For athletes, getting to the Olympics is often the ultimate goal. They work toward it most of their lives, sacrificing any sort of existence outside of training. And while the COVID-19 pandemic has certainly made the 2022 Winter Olympics an unorthodox experience for everyone, reports from Olympians about conditions in Beijing are troubling. Athletes who have to be quarantined are saying they're not being treated well, a chief issue being what everyone is eating. What complaints do they have about the food?
What food complaints are happening at the 2022 Winter Olympics?
To be clear, the poor conditions being described by athletes in Beijing are occurring in the quarantine hotels. There are a couple of reasons why people would be sent to one of those hotels. One is if they aren't vaccinated, for medical reasons, in which case they have to quarantine for 21 days before being allowed to enter the closed loop system. The other is if you test positive for COVID-19, but are asymptomatic. Anyone with symptoms is sent to a hospital.
To say the food being served at these hotels is subpar is being generous. Per CNN, Russian Olympic Committee biathlete Valeria Vasnetsova, who tested positive twice upon reaching Beijing, was posting pics of her food on Instagram. The now private account shared photos of pasta, some kind of meat, and potatoes alongside a caption that read, "This is what they've been feeding me for breakfast, lunch, and dinner for the last five days."

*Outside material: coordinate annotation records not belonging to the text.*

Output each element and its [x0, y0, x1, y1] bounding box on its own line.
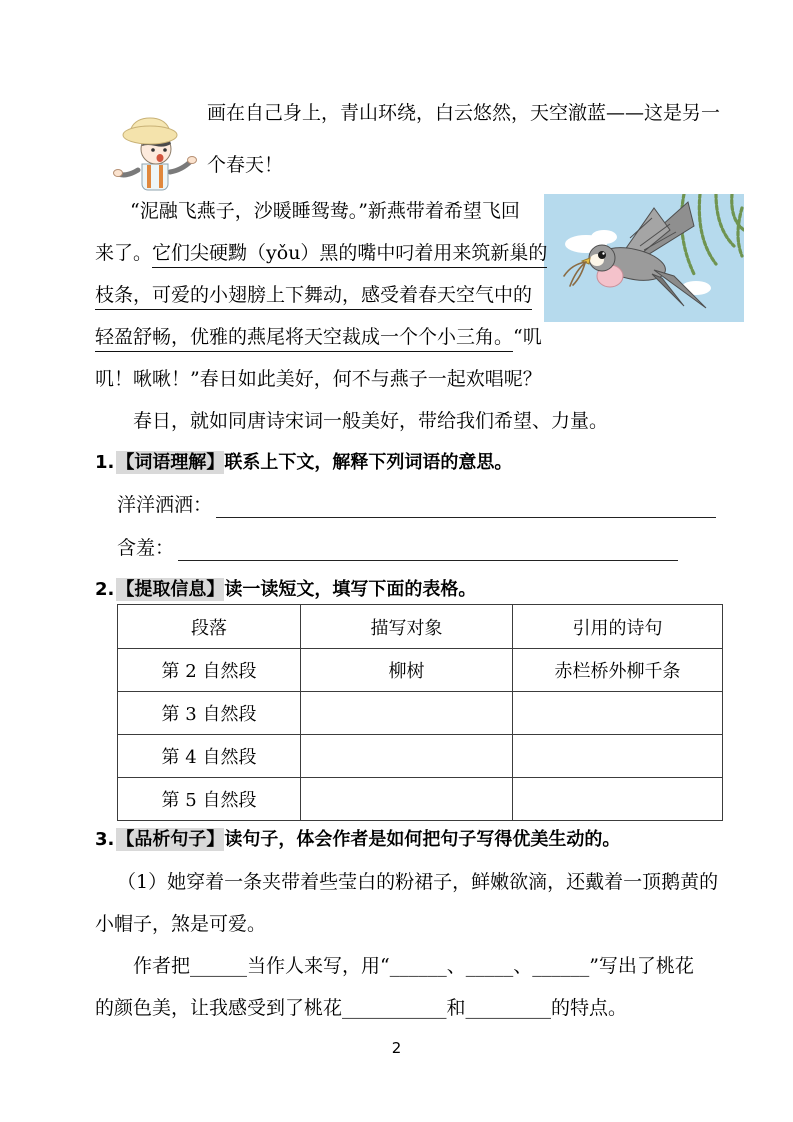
q1-blank-row-1 [117, 492, 716, 518]
table-cell: 第 5 自然段 [118, 778, 301, 821]
intro-line-2: 个春天！ [207, 154, 284, 176]
table-row [118, 649, 723, 692]
table-row [118, 692, 723, 735]
table-cell [513, 778, 723, 821]
table-cell [513, 735, 723, 778]
table-cell: 第 2 自然段 [118, 649, 301, 692]
passage-line-4-underlined: 轻盈舒畅，优雅的燕尾将天空裁成一个个小三角。 [95, 326, 513, 352]
table-cell [301, 692, 513, 735]
intro-line-1: 画在自己身上，青山环绕，白云悠然，天空澈蓝——这是另一 [207, 102, 721, 124]
passage-line-2-underlined: 它们尖硬黝（yǒu）黑的嘴中叼着用来筑新巢的 [152, 242, 547, 268]
q3-sentence-line-2: 小帽子，煞是可爱。 [95, 913, 267, 935]
question-2-number: 2. [95, 579, 115, 600]
passage-line-4-plain: “叽 [513, 326, 542, 348]
question-1-number: 1. [95, 452, 115, 473]
q3-fill-line-2: 的颜色美，让我感受到了桃花___________和_________的特点。 [95, 997, 628, 1019]
table-header-quote: 引用的诗句 [513, 605, 723, 649]
q1-blank-2-label: 含羞： [117, 537, 175, 559]
table-header-paragraph: 段落 [118, 605, 301, 649]
question-2-heading [95, 577, 476, 603]
table-cell [513, 692, 723, 735]
question-1-heading [95, 450, 512, 476]
passage-line-2-plain: 来了。 [95, 242, 153, 264]
question-3-heading [95, 827, 620, 853]
table-header-row [118, 605, 723, 649]
table-header-subject: 描写对象 [301, 605, 513, 649]
q1-blank-row-2 [117, 535, 678, 561]
page-number: 2 [391, 1039, 402, 1057]
table-cell: 赤栏桥外柳千条 [513, 649, 723, 692]
table-cell: 第 3 自然段 [118, 692, 301, 735]
table-cell [301, 735, 513, 778]
passage-line-4 [95, 324, 542, 350]
question-2-tag: 【提取信息】 [116, 579, 225, 600]
q3-fill-line-1: 作者把______当作人来写，用“______、_____、______”写出了桃花 [133, 955, 694, 977]
passage-line-2 [95, 240, 547, 266]
question-3-number: 3. [95, 829, 115, 850]
q1-blank-1-label: 洋洋洒洒： [117, 494, 213, 516]
table-cell [301, 778, 513, 821]
table-row [118, 735, 723, 778]
passage-closing: 春日，就如同唐诗宋词一般美好，带给我们希望、力量。 [133, 410, 609, 432]
passage-line-3-underlined: 枝条，可爱的小翅膀上下舞动，感受着春天空气中的 [95, 284, 532, 310]
passage-line-5: 叽！啾啾！”春日如此美好，何不与燕子一起欢唱呢？ [95, 368, 542, 390]
boy-cartoon-illustration [110, 108, 200, 206]
swallow-illustration [544, 194, 744, 326]
question-2-text: 读一读短文，填写下面的表格。 [224, 579, 477, 600]
info-table [117, 604, 723, 821]
table-cell: 第 4 自然段 [118, 735, 301, 778]
passage-line-1: “泥融飞燕子，沙暖睡鸳鸯。”新燕带着希望飞回 [130, 200, 520, 222]
answer-blank [178, 540, 678, 561]
passage-line-3 [95, 282, 532, 308]
table-row [118, 778, 723, 821]
question-1-tag: 【词语理解】 [116, 452, 225, 473]
answer-blank [216, 497, 716, 518]
question-3-tag: 【品析句子】 [116, 829, 225, 850]
table-cell: 柳树 [301, 649, 513, 692]
q3-sentence-line-1: （1）她穿着一条夹带着些莹白的粉裙子，鲜嫩欲滴，还戴着一顶鹅黄的 [117, 871, 719, 893]
question-1-text: 联系上下文，解释下列词语的意思。 [224, 452, 513, 473]
question-3-text: 读句子，体会作者是如何把句子写得优美生动的。 [224, 829, 621, 850]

Perhaps the food situation would be more bearable if athletes were getting enough of it, whatever it is. For Germany's Eric Frenzel, a three-time gold medalist in Nordic combined, the food deliveries are sporadic at best. According to NPR, Dirk Schimmelpfennig, the head of Germany's delegation, said, "The rooms were too small, unhygienic, and food deliveries didn't come often enough."
Beyond the physical damage of this treatment, athletes are suffering mentally as well.
A great deal of the athletes have been isolated for weeks with little to no updates about their situation. Marko Anttila, Finland's forward on their hockey team, tested positive when he arrived in Beijing but has been quarantined for over two weeks. His coach, Jukka Jalonen, said he is "not getting good food," and is fully healthy at this point. In a Zoom call with media on Feb. 6, Jukka claimed China is violating Marko's human rights.
What are the COVID-19 restrictions at the 2022 Winter Olympics?
Honestly, all of this sounds like it's more trouble than it's worth, and while not going to the Winter Olympics this year (or at all) would be devastating, is this any better? First and foremost there are of course no spectators allowed apart from a handful of Beijing locals. Secondly, everyone participating must be fully vaccinated at least 14 days prior to arriving in Beijing, unless you have a medical reason not to be. Being fully vaxxed includes a booster.
As stated, if someone is not vaccinated they are sent to a quarantine hotel for 21 days. Regardless of an athlete's vaccination status, everyone takes "two PCR tests at least 24 hours apart within 96 hours of their flight to China," per ABC News.
The closed loop system involves all coaches, staff, and athletes being subject to daily testing and screening. Everyone is only allowed to move between the "opening and closing ceremonies, training venues, competition venues, victory ceremonies and the Olympic Village," per ABC News. The closed loop system is designed to minimize contact.
The Olympics Playbook is very clear about masks, noting they be worn at all times except "when training, competing, eating, drinking, sleeping, when alone, or during interviews, stand-ups and live presentations." So basically never?
During a press conference in January 2022, Dr. Brian McCloskey, chair of the Olympics medical expert panel, said the goal is "zero spread" not "zero cases."